Question

type in the maximum number of electrons that can be present in each shell or subshell below.
$n = 5$ shell:
$n = 2$ shell:
$n = 2, l = 0$ subshell:
$n = 2, l = 1$ subshell:
$3d$ subshell:
$2s$ subshell:
$5f$ subshell:
done

Explanation:

Step1: Recall electron - shell formula

The maximum number of electrons in a shell with principal quantum number $n$ is given by $2n^{2}$.

Step2: Calculate for $n = 5$ shell

Substitute $n = 5$ into $2n^{2}$: $2\times5^{2}=2\times25 = 50$.

Step3: Calculate for $n = 2$ shell

Substitute $n = 2$ into $2n^{2}$: $2\times2^{2}=2\times4 = 8$.

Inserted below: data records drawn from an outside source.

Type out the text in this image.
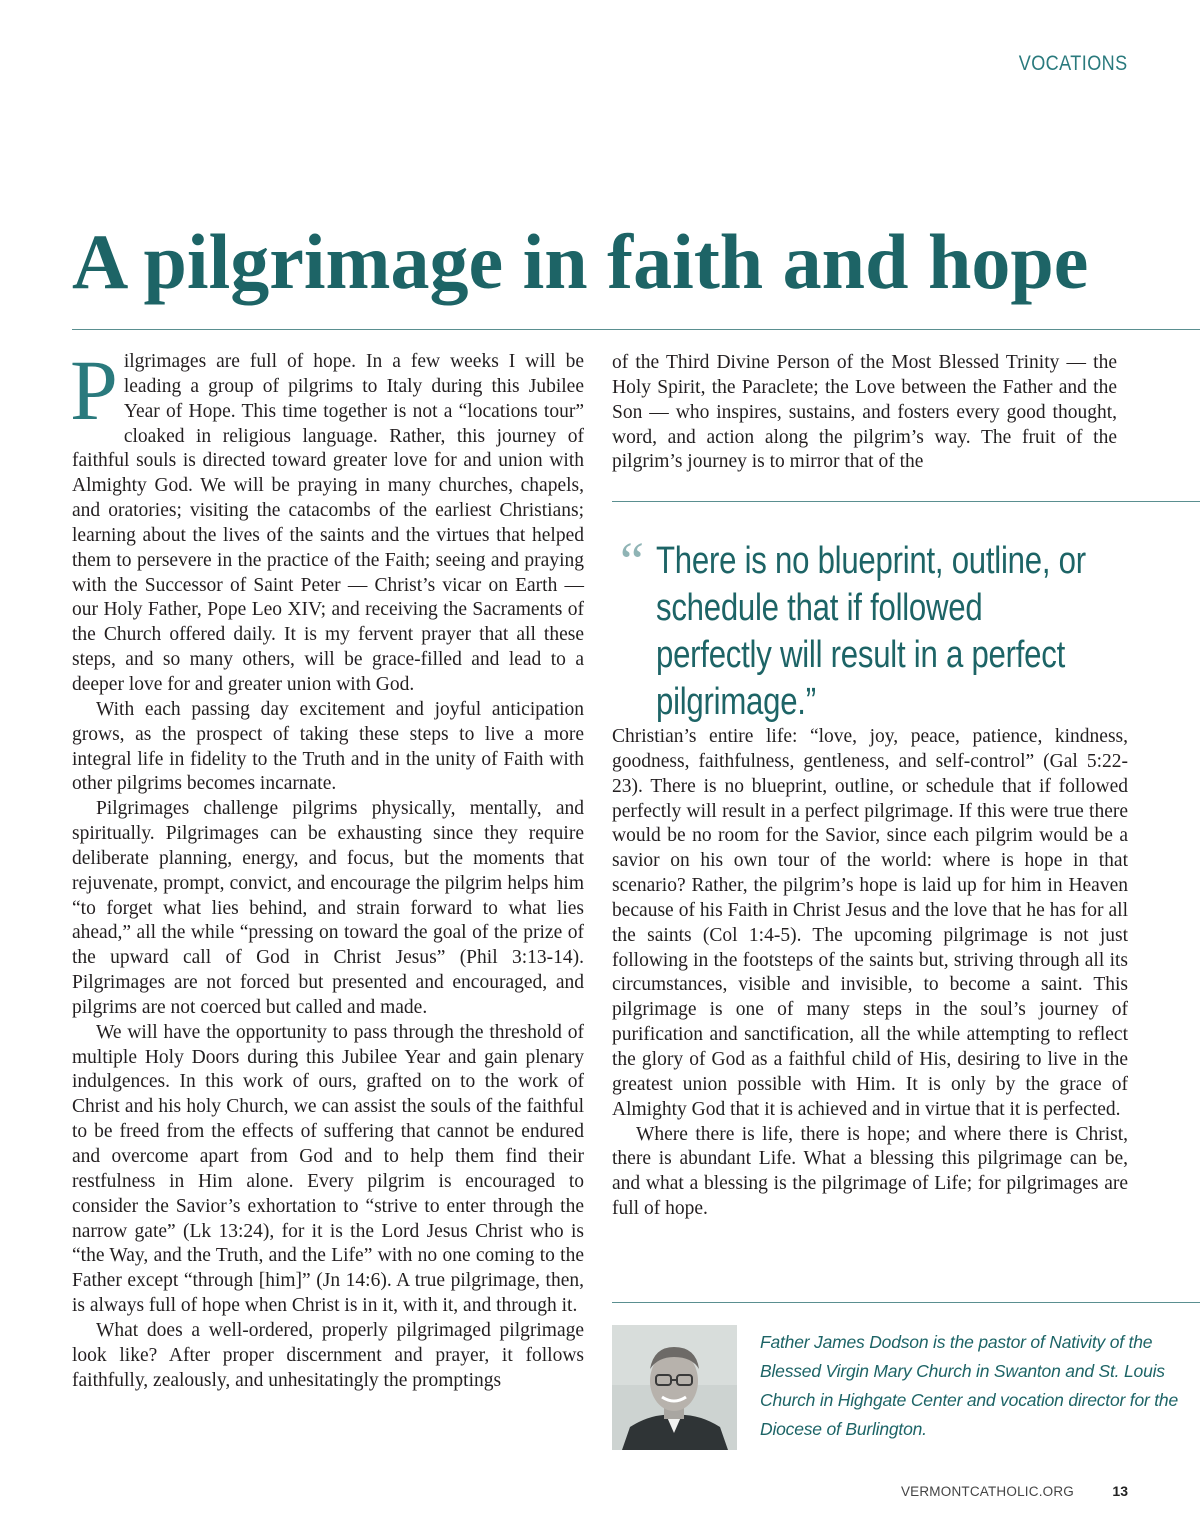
VOCATIONS
A pilgrimage in faith and hope

Pilgrimages are full of hope. In a few weeks I will be leading a group of pilgrims to Italy during this Jubilee Year of Hope. This time together is not a “locations tour” cloaked in religious language. Rather, this journey of faithful souls is directed toward greater love for and union with Almighty God. We will be praying in many churches, chapels, and oratories; visiting the catacombs of the earliest Christians; learning about the lives of the saints and the virtues that helped them to persevere in the practice of the Faith; seeing and praying with the Successor of Saint Peter — Christ’s vicar on Earth — our Holy Father, Pope Leo XIV; and receiving the Sacraments of the Church offered daily. It is my fervent prayer that all these steps, and so many others, will be grace-filled and lead to a deeper love for and greater union with God.

With each passing day excitement and joyful anticipation grows, as the prospect of taking these steps to live a more integral life in fidelity to the Truth and in the unity of Faith with other pilgrims becomes incarnate.

Pilgrimages challenge pilgrims physically, mentally, and spiritually. Pilgrimages can be exhausting since they require deliberate planning, energy, and focus, but the moments that rejuvenate, prompt, convict, and encourage the pilgrim helps him “to forget what lies behind, and strain forward to what lies ahead,” all the while “pressing on toward the goal of the prize of the upward call of God in Christ Jesus” (Phil 3:13-14). Pilgrimages are not forced but presented and encouraged, and pilgrims are not coerced but called and made.

We will have the opportunity to pass through the threshold of multiple Holy Doors during this Jubilee Year and gain plenary indulgences. In this work of ours, grafted on to the work of Christ and his holy Church, we can assist the souls of the faithful to be freed from the effects of suffering that cannot be endured and overcome apart from God and to help them find their restfulness in Him alone. Every pilgrim is encouraged to consider the Savior’s exhortation to “strive to enter through the narrow gate” (Lk 13:24), for it is the Lord Jesus Christ who is “the Way, and the Truth, and the Life” with no one coming to the Father except “through [him]” (Jn 14:6). A true pilgrimage, then, is always full of hope when Christ is in it, with it, and through it.

What does a well-ordered, properly pilgrimaged pilgrimage look like? After proper discernment and prayer, it follows faithfully, zealously, and unhesitatingly the promptings

of the Third Divine Person of the Most Blessed Trinity — the Holy Spirit, the Paraclete; the Love between the Father and the Son — who inspires, sustains, and fosters every good thought, word, and action along the pilgrim’s way. The fruit of the pilgrim’s journey is to mirror that of the

“ There is no blueprint, outline, or schedule that if followed perfectly will result in a perfect pilgrimage.”

Christian’s entire life: “love, joy, peace, patience, kindness, goodness, faithfulness, gentleness, and self-control” (Gal 5:22-23). There is no blueprint, outline, or schedule that if followed perfectly will result in a perfect pilgrimage. If this were true there would be no room for the Savior, since each pilgrim would be a savior on his own tour of the world: where is hope in that scenario? Rather, the pilgrim’s hope is laid up for him in Heaven because of his Faith in Christ Jesus and the love that he has for all the saints (Col 1:4-5). The upcoming pilgrimage is not just following in the footsteps of the saints but, striving through all its circumstances, visible and invisible, to become a saint. This pilgrimage is one of many steps in the soul’s journey of purification and sanctification, all the while attempting to reflect the glory of God as a faithful child of His, desiring to live in the greatest union possible with Him. It is only by the grace of Almighty God that it is achieved and in virtue that it is perfected.

Where there is life, there is hope; and where there is Christ, there is abundant Life. What a blessing this pilgrimage can be, and what a blessing is the pilgrimage of Life; for pilgrimages are full of hope.

Father James Dodson is the pastor of Nativity of the Blessed Virgin Mary Church in Swanton and St. Louis Church in Highgate Center and vocation director for the Diocese of Burlington.
VERMONTCATHOLIC.ORG	13
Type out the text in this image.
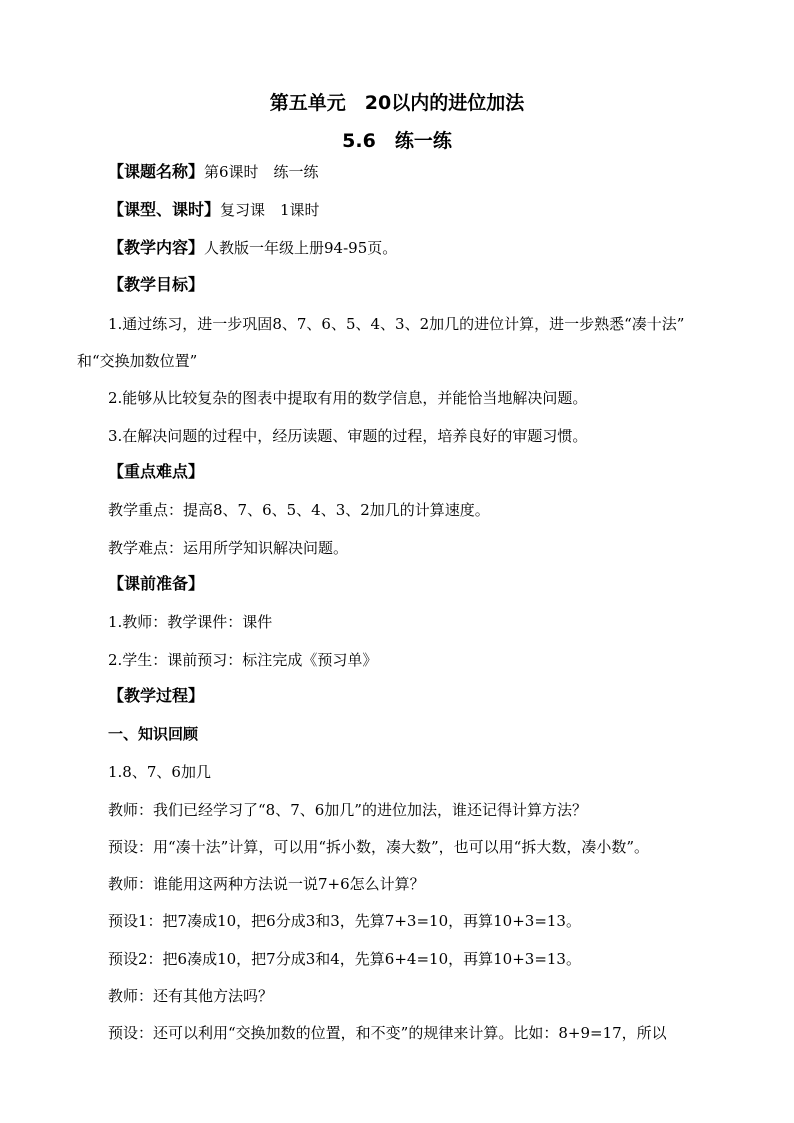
第五单元　20以内的进位加法
5.6　练一练
【课题名称】第6课时　练一练
【课型、课时】复习课　1课时
【教学内容】人教版一年级上册94-95页。
【教学目标】
1.通过练习，进一步巩固8、7、6、5、4、3、2加几的进位计算，进一步熟悉“凑十法”
和“交换加数位置”
2.能够从比较复杂的图表中提取有用的数学信息，并能恰当地解决问题。
3.在解决问题的过程中，经历读题、审题的过程，培养良好的审题习惯。
【重点难点】
教学重点：提高8、7、6、5、4、3、2加几的计算速度。
教学难点：运用所学知识解决问题。
【课前准备】
1.教师：教学课件：课件
2.学生：课前预习：标注完成《预习单》
【教学过程】
一、知识回顾
1.8、7、6加几
教师：我们已经学习了“8、7、6加几”的进位加法，谁还记得计算方法？
预设：用“凑十法”计算，可以用“拆小数，凑大数”，也可以用“拆大数，凑小数”。
教师：谁能用这两种方法说一说7+6怎么计算？
预设1：把7凑成10，把6分成3和3，先算7+3=10，再算10+3=13。
预设2：把6凑成10，把7分成3和4，先算6+4=10，再算10+3=13。
教师：还有其他方法吗？
预设：还可以利用“交换加数的位置，和不变”的规律来计算。比如：8+9=17，所以
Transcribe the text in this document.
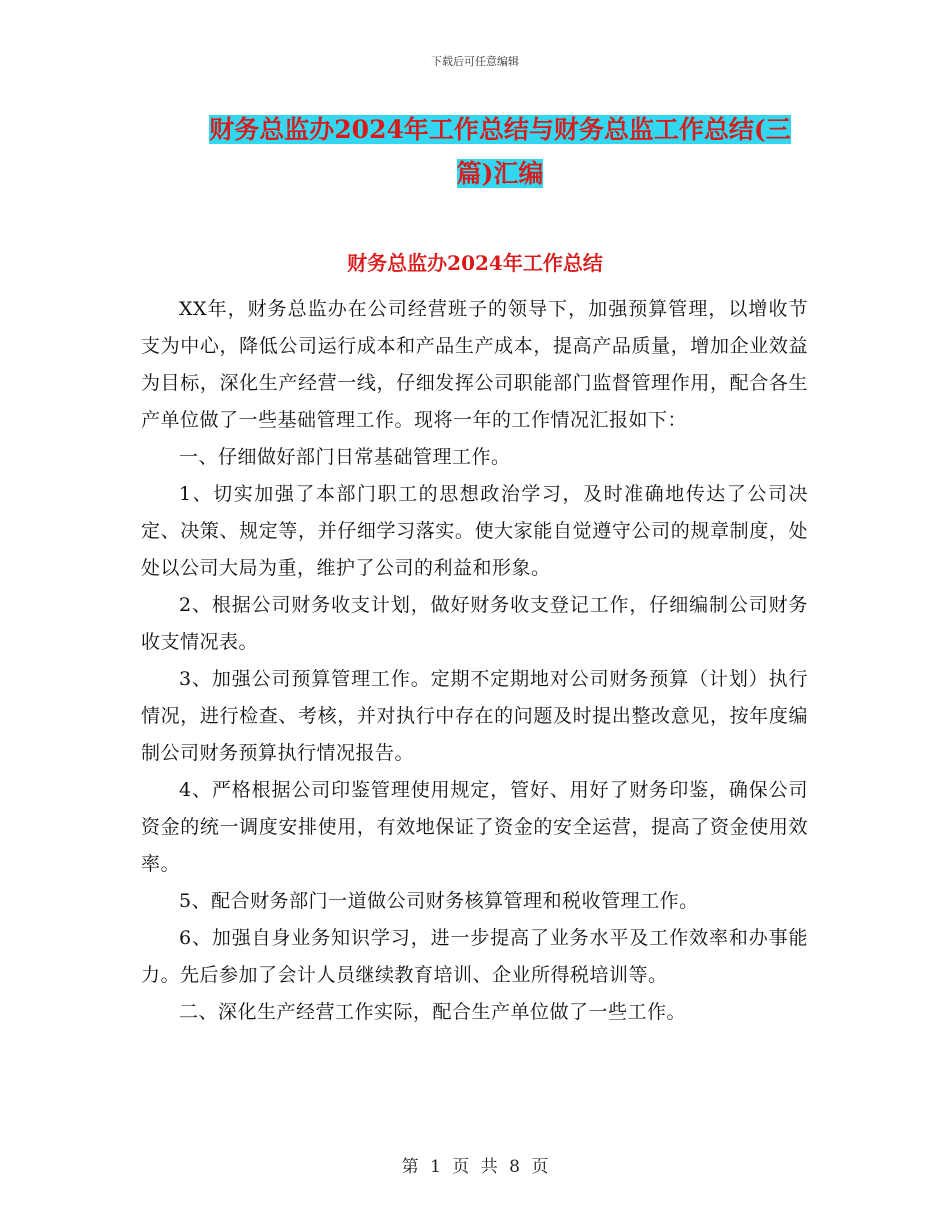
下载后可任意编辑
财务总监办2024年工作总结与财务总监工作总结(三
篇)汇编
财务总监办2024年工作总结

XX年，财务总监办在公司经营班子的领导下，加强预算管理，以增收节支为中心，降低公司运行成本和产品生产成本，提高产品质量，增加企业效益为目标，深化生产经营一线，仔细发挥公司职能部门监督管理作用，配合各生产单位做了一些基础管理工作。现将一年的工作情况汇报如下：

一、仔细做好部门日常基础管理工作。

1、切实加强了本部门职工的思想政治学习，及时准确地传达了公司决定、决策、规定等，并仔细学习落实。使大家能自觉遵守公司的规章制度，处处以公司大局为重，维护了公司的利益和形象。

2、根据公司财务收支计划，做好财务收支登记工作，仔细编制公司财务收支情况表。

3、加强公司预算管理工作。定期不定期地对公司财务预算（计划）执行情况，进行检查、考核，并对执行中存在的问题及时提出整改意见，按年度编制公司财务预算执行情况报告。

4、严格根据公司印鉴管理使用规定，管好、用好了财务印鉴，确保公司资金的统一调度安排使用，有效地保证了资金的安全运营，提高了资金使用效率。

5、配合财务部门一道做公司财务核算管理和税收管理工作。

6、加强自身业务知识学习，进一步提高了业务水平及工作效率和办事能力。先后参加了会计人员继续教育培训、企业所得税培训等。

二、深化生产经营工作实际，配合生产单位做了一些工作。

第 1 页 共 8 页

Step4: Recall sub - shell electron capacity

For a sub - shell with angular momentum quantum number $l$, the number of orbitals is $2l + 1$, and each orbital can hold 2 electrons. So the number of electrons in a sub - shell is $2(2l + 1)$.

Step5: Calculate for $n = 2$, $l = 0$ sub - shell

Substitute $l = 0$ into $2(2l + 1)$: $2(2\times0 + 1)=2$.

Step6: Calculate for $n = 2$, $l = 1$ sub - shell

Substitute $l = 1$ into $2(2l + 1)$: $2(2\times1+ 1)=2\times3 = 6$.

Step7: Identify $l$ for $d$ sub - shell

For $d$ sub - shell, $l = 2$. Substitute $l = 2$ into $2(2l + 1)$: $2(2\times2 + 1)=2\times5 = 10$.

Step8: Identify $l$ for $s$ sub - shell

For $s$ sub - shell, $l = 0$. Substitute $l = 0$ into $2(2l + 1)$: $2(2\times0 + 1)=2$.

Step9: Identify $l$ for $f$ sub - shell

For $f$ sub - shell, $l = 3$. Substitute $l = 3$ into $2(2l + 1)$: $2(2\times3+ 1)=2\times7 = 14$.

Answer:

$n = 5$ shell: 50
$n = 2$ shell: 8
$n = 2$, $l = 0$ sub - shell: 2
$n = 2$, $l = 1$ sub - shell: 6
$3d$ sub - shell: 10
$2s$ sub - shell: 2
$5f$ sub - shell: 14